December 10, 2010
Written By Keith Richards
In Canadian newsletter The MoneyLetter, Keith Richards, a portfolio manager at ValueTrend Wealth Management, makes the argument that the market will trend sideways for the foreseeable future, perhaps six years. His advice for investing in such a market will actually help conservative investors make money regardless of what the market does:
Step 1: Hold short-term fixed income securities.

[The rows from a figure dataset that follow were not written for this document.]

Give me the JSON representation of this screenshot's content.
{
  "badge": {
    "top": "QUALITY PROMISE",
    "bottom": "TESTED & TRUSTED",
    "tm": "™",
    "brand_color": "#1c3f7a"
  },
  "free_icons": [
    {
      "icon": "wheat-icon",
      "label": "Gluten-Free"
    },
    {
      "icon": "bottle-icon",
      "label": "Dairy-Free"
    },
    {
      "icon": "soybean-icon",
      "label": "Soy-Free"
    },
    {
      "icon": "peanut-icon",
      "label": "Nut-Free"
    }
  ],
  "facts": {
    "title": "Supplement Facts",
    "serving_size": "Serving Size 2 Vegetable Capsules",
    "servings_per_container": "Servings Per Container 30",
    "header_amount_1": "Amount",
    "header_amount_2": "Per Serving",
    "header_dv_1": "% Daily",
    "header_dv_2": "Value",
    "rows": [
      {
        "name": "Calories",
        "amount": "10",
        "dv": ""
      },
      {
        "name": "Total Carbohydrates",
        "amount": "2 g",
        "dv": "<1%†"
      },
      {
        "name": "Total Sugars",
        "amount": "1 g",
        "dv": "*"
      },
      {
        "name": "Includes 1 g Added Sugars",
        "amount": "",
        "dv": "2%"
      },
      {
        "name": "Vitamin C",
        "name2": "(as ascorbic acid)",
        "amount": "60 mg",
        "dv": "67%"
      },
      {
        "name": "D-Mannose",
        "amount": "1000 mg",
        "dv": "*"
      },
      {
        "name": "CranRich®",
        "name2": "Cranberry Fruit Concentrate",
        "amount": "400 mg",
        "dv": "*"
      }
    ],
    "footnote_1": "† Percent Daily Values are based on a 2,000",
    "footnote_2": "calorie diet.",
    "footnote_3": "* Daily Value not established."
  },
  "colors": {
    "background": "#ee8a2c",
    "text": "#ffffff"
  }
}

“An investor’s overall strategic mix between stocks, bonds and cash should be the cornerstone to any portfolio. For longer than I can recall, I have insisted on holding a fairly substantial weighting in short- to mid-term fixed- income investments for clients of our wealth management services. Long bonds probably don’t make sense at this point in the interest rate cycle. I also hold an element of inflation-adjusted bonds through the iShares DEX Real Return Bond Index (XRB 21.73 Toronto – yield n/a). [U.S. Investors can achieve similar inflation protection by purchasing Treasury Inflation-Protected Securities (TIPS) or an ETF that holds them, like the iShares Barclays TIPS Bond Fund (TIP 107.93 Amex – yield 2.50%).] If you believe that the current governments’ money-printing policies may lead to eventual inflation, this is a good hedge. A rule of thumb that I like to follow is to place your age, as a
percentage of your portfolio, into fixed income. Thus a 60-year-old investor might hold 60% of their portfolio in bonds and other fixed-income securities. I’ve come across too many investors who are overexposed to equity, especially in light of current market conditions. If you believe that you hold too much equity, I believe that markets will provide an opportunity to lessen equity exposure over the next six months. Technical indicators that I follow currently suggest that reasonable targets are 11,500 to 12,000 for the Dow and 13,500 to 14,000 for the S&P TSX 300. At that point, selling equity and rebalancing one’s portfolio will likely make sense, given the long range ‘ceiling’ I have previously discussed, and the potential for valuations to reach unsustainable levels in the coming months.
Step 2: Hold some gold.
“Diversification is the name of the game lately—lest we get caught holding too much of the wrong sector or asset class at the wrong time. Gold tends to act as a hedge against inflation and a declining U.S. dollar. Inflation may be looming, and a further decline in the U.S. greenback is quite possible, given some of the factors I’ve discussed previously. I should note here that I believe gold is a bit overbought at this time, and may take a breather for a while. Consider buying gold on a correction. Gold may be a screaming buy at or near US$1260/oz. Commodity ETFs such as the SPDR Gold Trust (GLD 136.92 NYSE – yield n/a) … play the commodity, while iShares TSX Global Gold ETF (XGD 26.92 Toronto – yield n/a) plays the gold stocks. [A U.S. alternative is the Market Vectors Gold Miners ETF (GDX 62.43 NYSE – yield n/a).] I should disclose here that ValueTrend Wealth Management holds XGD.
Step 3: Buy predictable stocks.
“Predictability of earnings growth is the single most important screen I use when analyzing current and potential stock candidates. In times of rapid market swings, often led by sudden revisions in earnings estimations, it is becoming increasingly important to own only those stocks with highly predictable earnings growth profiles. For example, our managed account currently holds Canadian National Railway (CNI 67.02 NYSE – yield 1.60%) and Teva Pharmaceuticals (TEVA 48.74 Nasdaq – yield 1.40%), both of which have illustrated a very smooth earnings growth pattern over the past five or more years. To illustrate the effectiveness of embracing high predictability of earnings, both of these stocks experienced about one-half of the downside of the overall markets during the 2008 markdown.
Step 4: Sell when the time is right.
“Let me emphatically state: buy and hold is dead! If the Dow approaches the top of its 10-plus year trading range at around 11,500 to 12,000, consider reducing your exposure to stocks. That’s why I love ETFs—you can trade an ETF according to the cycles and trends that you observe without falling in love with the story of a ‘good company.’ It will never hurt you to hold some cash when market valuations are getting frothy and near the top of their technical trading ranges. But it can hurt you a lot by failing to sell when the time is right.”